Creating the next generation helmet
It was a typically busy day in London and our co-founder Josh was darting in and out of meetings. Normally, he’d get a train or an Uber but instead decided to make the environmental choice and rent a hire bike from Paddington to his next meeting in Waterloo. He punched in his card details and for £2, he had his bike - but there was no option of a helmet. He used the cycle lanes but still found himself riding over Waterloo Bridge squeezing between buses, cars and motorbikes without a helmet – he felt pretty scared. He thought ‘How can this be OK?’
The facts are that helmets keep people safe while riding, but they’re a hassle to carry around, can be expensive and aren’t always available. People want to use them but often can’t. This means many who might choose to cycle, aren’t doing so.
Josh talked to Dom – an experienced cyclist – and asked if there was a problem to be fixed and he agreed there was. Together we set out to find a solution and the concept of the Newlane helmet was born.
Bringing the concept to life
We brought on board award-winning designer Will Wood, who’s worked with Boeing and Aston Martin, as well as devising numerous bike-related innovations with his agency BDI Design.
Next, we applied for and won a start-up grant from Innovate UK, the Government agency that helps ideas become a reality. This enabled us to do interviews with bike industry experts, carry out a UK-wide survey to 1000 potential customers and run user-groups to test concepts and write a product design brief.
This research confirmed that, as well as surpassing safety standards, the kind of product we hope to create must deliver in three key ways to have a fighting chance of filling a clear gap in the market.
First it must be genuinely ‘packable’ unlike the current foldable options available. Volume reduction isn’t enough, if the folded shape of the helmet doesn't easily fit into a regular work or travel bag. Also, since we’re aiming to make a product for lapsed, casual and new riders, as well as keen ones, it must come at a price to suit everyone. From our research this is under £45 - reasonable, but not so cheap as to undermine perceptions around safety. Finally, for our product to ‘land', especially among younger consumers, it has to be produced with our environment in mind. This insight led us to connect with ocean plastics campaigners and suppliers who have since agreed to work with us and ensure our helmet contains recycled ocean waste.

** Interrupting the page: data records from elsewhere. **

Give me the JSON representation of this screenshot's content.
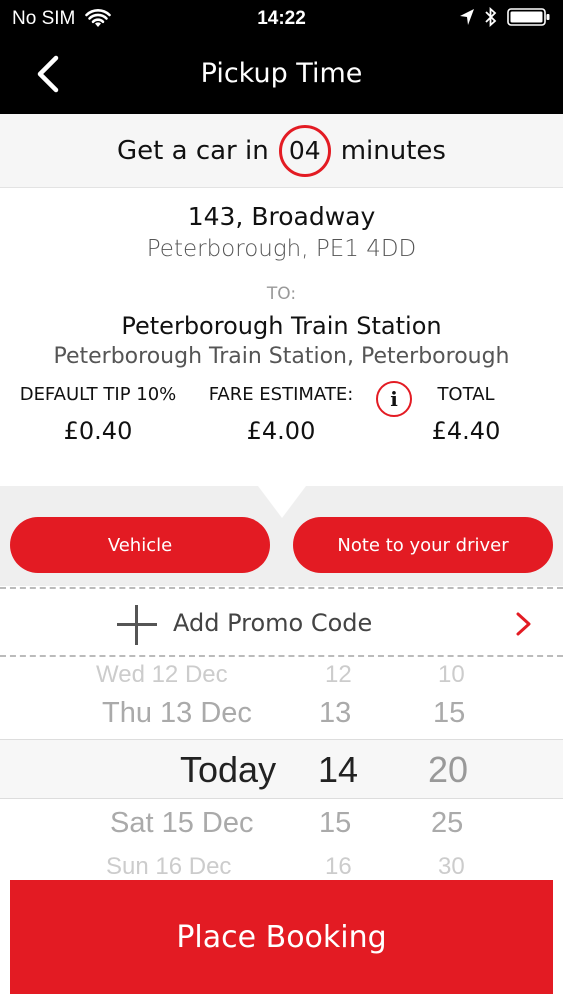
{
  "status_bar": {
    "carrier": "No SIM",
    "time": "14:22"
  },
  "nav": {
    "title": "Pickup Time"
  },
  "eta": {
    "prefix": "Get a car in",
    "minutes": "04",
    "suffix": "minutes"
  },
  "pickup": {
    "line1": "143,  Broadway",
    "line2": "Peterborough, PE1 4DD"
  },
  "to_label": "TO:",
  "dropoff": {
    "line1": "Peterborough Train Station",
    "line2": "Peterborough Train Station, Peterborough"
  },
  "fare": {
    "tip_label": "DEFAULT TIP 10%",
    "tip_value": "£0.40",
    "estimate_label": "FARE ESTIMATE:",
    "estimate_value": "£4.00",
    "total_label": "TOTAL",
    "total_value": "£4.40"
  },
  "buttons": {
    "vehicle": "Vehicle",
    "note": "Note to your driver",
    "place_booking": "Place Booking"
  },
  "promo": {
    "label": "Add Promo Code"
  },
  "picker": {
    "days": [
      "Wed 12 Dec",
      "Thu 13 Dec",
      "Today",
      "Sat 15 Dec",
      "Sun 16 Dec"
    ],
    "hours": [
      "12",
      "13",
      "14",
      "15",
      "16"
    ],
    "minutes": [
      "10",
      "15",
      "20",
      "25",
      "30"
    ]
  },
  "colors": {
    "accent": "#e31b23",
    "bar": "#000000"
  },
  "icons": {
    "wifi": "wifi-icon",
    "location": "location-arrow-icon",
    "bluetooth": "bluetooth-icon",
    "battery": "battery-icon",
    "back": "chevron-left-icon",
    "info": "info-icon",
    "plus": "plus-icon",
    "chevron": "chevron-right-icon"
  }
}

With this knowledge in mind, we set about designing and 3-D printing our prototype. The challenge was to create a helmet that packs down but avoids mechanisms which complicate the user-experience and increase production costs. The Newlane, a three-part product manufactured using single-shot injection moulding, is our solution.
What would 'real' people say?
The prototype was widely endorsed by the people we showed it to first - family, friends and others within our professional networks. While this was good to hear, it wasn't the validation that we needed. So, when we were offered a late chance to exhibit among the hundreds of market-leading products at the London Bike Show with its audience of discerning cyclists, we knew we had to take it. Even so, the months of graft and a growing belief in the product, couldn't subdue our apprehension.
With blend of hope and trepidation, we headed to the Excel Centre to find out what 'real' people would say. The long and short of it is this - either cyclists are all very nice people who’d do anything to avoid offending us, or our efforts have paid off and we have come up with something that really can meet a clear consumer need.
Over the course of three days we had hundreds of conversations with all kinds of people - keen and casual riders, retailers (of bikes, e-bikes and e-scooters), product manufacturers and even a few potential investors. New market opportunities also emerged after discussions with people who travel a lot and others who participate in sports like para-gliding. By taking our prototype, with a patent application submitted, to people who had no reason to like what we'd created, we now feel we've well and truly ‘de-risked' the initial concept.
Since then we’ve produced prototype #2, which has already generated interest from potential retail partners and investors. We’re now getting into further detailed R&D to ensure we’re ready to go to market in early 2020. As well as submitting an application for a second Innovate UK grant, we’re about to launch a crowdfunding campaign on Indiegogo. This will be our sternest test yet – actually asking people to part with their money (albeit for an affordable product at a discounted price).
Our business Newlane is a new venture, producing innovations that support sustainable and active travel. We hope that our ground-breaking launch product can add value to the lives of people in the UK and beyond, enabling them all to feel safe as they get around.